Enrico Muratore is a former Italian UN peacekeeper, who personally knew and worked with Mbaye Diagne. He has now formed an association to “promote Diagne’s memory and support his family’s development.” Diagne’s widow is the President of the association. “The family has quite simply been forgotten all the time,” he said earlier in an interview with Global Voices. “It is not fair to abandon the families of those gave themselves for others,” he continues.

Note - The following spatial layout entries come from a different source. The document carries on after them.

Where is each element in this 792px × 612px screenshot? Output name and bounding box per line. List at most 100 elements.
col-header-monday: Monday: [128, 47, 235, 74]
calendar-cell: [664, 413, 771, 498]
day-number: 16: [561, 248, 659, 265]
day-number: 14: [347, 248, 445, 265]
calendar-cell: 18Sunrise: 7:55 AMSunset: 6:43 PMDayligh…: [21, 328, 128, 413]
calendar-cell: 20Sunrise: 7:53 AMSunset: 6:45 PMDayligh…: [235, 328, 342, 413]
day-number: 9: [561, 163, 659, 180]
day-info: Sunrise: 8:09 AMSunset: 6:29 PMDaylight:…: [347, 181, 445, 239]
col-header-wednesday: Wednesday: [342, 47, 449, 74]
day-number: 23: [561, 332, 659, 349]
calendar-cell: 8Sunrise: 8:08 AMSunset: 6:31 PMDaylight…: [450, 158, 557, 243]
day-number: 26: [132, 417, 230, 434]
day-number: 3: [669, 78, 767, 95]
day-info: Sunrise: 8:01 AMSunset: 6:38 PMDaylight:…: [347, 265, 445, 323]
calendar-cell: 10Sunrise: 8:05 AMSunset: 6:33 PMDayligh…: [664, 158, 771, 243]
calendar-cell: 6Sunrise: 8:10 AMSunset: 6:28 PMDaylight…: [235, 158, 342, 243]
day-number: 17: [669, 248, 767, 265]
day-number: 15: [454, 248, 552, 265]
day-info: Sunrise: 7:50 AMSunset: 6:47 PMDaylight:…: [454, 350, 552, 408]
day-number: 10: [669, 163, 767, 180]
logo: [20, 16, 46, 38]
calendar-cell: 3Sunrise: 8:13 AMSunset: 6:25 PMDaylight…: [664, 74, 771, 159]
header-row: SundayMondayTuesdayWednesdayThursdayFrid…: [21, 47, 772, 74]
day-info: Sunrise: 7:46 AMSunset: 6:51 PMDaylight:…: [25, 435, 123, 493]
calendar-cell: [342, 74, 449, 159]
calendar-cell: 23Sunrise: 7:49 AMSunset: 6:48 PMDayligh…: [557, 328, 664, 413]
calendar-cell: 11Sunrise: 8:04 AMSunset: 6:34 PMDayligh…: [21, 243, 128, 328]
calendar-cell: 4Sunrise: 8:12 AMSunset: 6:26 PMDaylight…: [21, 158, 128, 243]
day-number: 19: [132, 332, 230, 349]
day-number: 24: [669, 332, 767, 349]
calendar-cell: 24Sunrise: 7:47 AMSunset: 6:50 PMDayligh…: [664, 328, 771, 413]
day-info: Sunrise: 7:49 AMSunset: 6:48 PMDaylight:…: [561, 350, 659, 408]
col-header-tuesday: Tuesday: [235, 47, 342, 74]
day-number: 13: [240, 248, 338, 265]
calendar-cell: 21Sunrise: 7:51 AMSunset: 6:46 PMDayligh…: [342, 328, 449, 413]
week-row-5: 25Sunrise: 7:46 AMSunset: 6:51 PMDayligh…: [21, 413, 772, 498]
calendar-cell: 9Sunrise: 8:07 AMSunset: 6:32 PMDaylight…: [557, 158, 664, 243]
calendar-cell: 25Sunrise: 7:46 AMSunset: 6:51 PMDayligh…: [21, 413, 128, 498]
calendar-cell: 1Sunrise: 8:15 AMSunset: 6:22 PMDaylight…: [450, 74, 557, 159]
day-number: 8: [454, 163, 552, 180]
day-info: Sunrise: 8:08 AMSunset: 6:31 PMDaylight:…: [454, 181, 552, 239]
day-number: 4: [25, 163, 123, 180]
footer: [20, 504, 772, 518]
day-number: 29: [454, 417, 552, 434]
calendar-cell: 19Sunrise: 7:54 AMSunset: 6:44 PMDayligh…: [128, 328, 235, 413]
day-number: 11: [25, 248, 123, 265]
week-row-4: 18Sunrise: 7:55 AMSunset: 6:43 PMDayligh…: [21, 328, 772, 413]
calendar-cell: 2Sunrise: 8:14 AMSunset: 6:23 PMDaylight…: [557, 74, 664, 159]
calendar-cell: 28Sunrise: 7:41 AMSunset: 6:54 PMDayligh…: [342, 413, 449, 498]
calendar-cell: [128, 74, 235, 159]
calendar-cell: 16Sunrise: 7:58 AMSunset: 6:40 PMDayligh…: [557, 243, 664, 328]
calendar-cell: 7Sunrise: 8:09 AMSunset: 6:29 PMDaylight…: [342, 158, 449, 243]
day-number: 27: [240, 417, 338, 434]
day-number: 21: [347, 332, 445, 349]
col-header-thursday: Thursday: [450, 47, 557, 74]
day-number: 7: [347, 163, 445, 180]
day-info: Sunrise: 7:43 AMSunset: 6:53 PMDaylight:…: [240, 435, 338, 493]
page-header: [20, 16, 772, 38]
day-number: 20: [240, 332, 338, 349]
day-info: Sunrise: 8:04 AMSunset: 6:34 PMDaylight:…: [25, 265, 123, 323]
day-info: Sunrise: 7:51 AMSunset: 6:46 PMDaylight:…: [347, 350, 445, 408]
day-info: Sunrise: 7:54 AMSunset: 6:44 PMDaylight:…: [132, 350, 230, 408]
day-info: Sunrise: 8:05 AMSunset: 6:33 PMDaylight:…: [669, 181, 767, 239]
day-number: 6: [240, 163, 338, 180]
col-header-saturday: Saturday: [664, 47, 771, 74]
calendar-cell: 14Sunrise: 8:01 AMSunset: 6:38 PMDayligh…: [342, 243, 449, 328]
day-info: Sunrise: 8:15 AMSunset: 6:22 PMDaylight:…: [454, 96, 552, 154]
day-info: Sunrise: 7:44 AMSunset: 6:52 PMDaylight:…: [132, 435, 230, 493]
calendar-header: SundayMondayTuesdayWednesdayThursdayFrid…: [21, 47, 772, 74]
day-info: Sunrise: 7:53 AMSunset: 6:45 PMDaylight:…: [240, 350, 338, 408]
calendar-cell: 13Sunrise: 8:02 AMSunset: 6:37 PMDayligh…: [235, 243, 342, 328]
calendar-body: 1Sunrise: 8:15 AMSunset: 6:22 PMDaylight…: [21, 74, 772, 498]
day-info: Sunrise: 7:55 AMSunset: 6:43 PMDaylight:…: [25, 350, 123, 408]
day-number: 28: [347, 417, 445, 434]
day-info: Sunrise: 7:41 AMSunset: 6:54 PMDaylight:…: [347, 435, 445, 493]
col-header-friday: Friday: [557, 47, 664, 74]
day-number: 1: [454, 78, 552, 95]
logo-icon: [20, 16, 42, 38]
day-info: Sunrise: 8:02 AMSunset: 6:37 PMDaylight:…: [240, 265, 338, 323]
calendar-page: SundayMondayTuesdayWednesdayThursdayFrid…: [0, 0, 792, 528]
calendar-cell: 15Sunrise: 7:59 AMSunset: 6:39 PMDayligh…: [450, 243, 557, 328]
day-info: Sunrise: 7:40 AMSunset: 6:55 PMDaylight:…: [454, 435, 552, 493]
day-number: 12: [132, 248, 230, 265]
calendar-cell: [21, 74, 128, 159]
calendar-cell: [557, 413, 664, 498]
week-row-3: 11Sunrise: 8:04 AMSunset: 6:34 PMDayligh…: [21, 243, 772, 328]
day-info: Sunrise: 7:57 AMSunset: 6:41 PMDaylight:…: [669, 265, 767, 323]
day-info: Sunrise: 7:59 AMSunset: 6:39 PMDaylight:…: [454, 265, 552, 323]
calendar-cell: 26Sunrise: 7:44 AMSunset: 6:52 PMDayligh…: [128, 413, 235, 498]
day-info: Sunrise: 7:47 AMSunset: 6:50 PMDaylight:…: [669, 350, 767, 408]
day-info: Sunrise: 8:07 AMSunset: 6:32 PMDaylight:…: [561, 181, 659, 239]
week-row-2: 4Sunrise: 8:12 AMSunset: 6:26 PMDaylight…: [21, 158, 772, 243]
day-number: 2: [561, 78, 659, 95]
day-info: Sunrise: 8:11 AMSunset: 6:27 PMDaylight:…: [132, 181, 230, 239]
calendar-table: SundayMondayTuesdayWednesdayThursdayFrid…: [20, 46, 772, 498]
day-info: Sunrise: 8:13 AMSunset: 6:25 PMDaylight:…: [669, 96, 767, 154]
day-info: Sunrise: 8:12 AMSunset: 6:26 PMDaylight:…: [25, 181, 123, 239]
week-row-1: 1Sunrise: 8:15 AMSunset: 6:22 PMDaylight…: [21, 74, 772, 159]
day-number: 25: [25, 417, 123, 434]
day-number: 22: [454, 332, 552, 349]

Muratore hopes that the association will help Diagne’s family to “make themselves better understood and to find their place,” while promoting the memory of their husband and father. Among the members of the association is Pierantonio Costa, the former Italian businessman and diplomat, who was the Italian Consul in Kigali during the genocide. Costa used his own money and his network of contacts to rescue around 2,000 people by securing exit visa for them to flee to neighboring Burundi.
On 31 May, 1994, Captain Diagne lost his life when a mortar shell landed on the back of his jeep, while he was delivering a message to Gen. Dallaire. He was buried in Senegal with full military honors. It is impossible to know exactly how many lives Mbaye Diagne saved before he lost his own. Those who met him however knew that they were in the company of the “sort of man” that you met “only once in a lifetime.”
The UN Mission in Rwanda created the need for introspection in the organization. Future missions were more weary and aware of the tragic consequences that an inadequate and vague mandate, outnumbered -under resourced forces and ill -informed leadership could cause. While massacres were being committed around them, the ‘peacekeepers’ were often helpless. Others like Mbaye Diagne did what they could and for some, that meant losing their lives.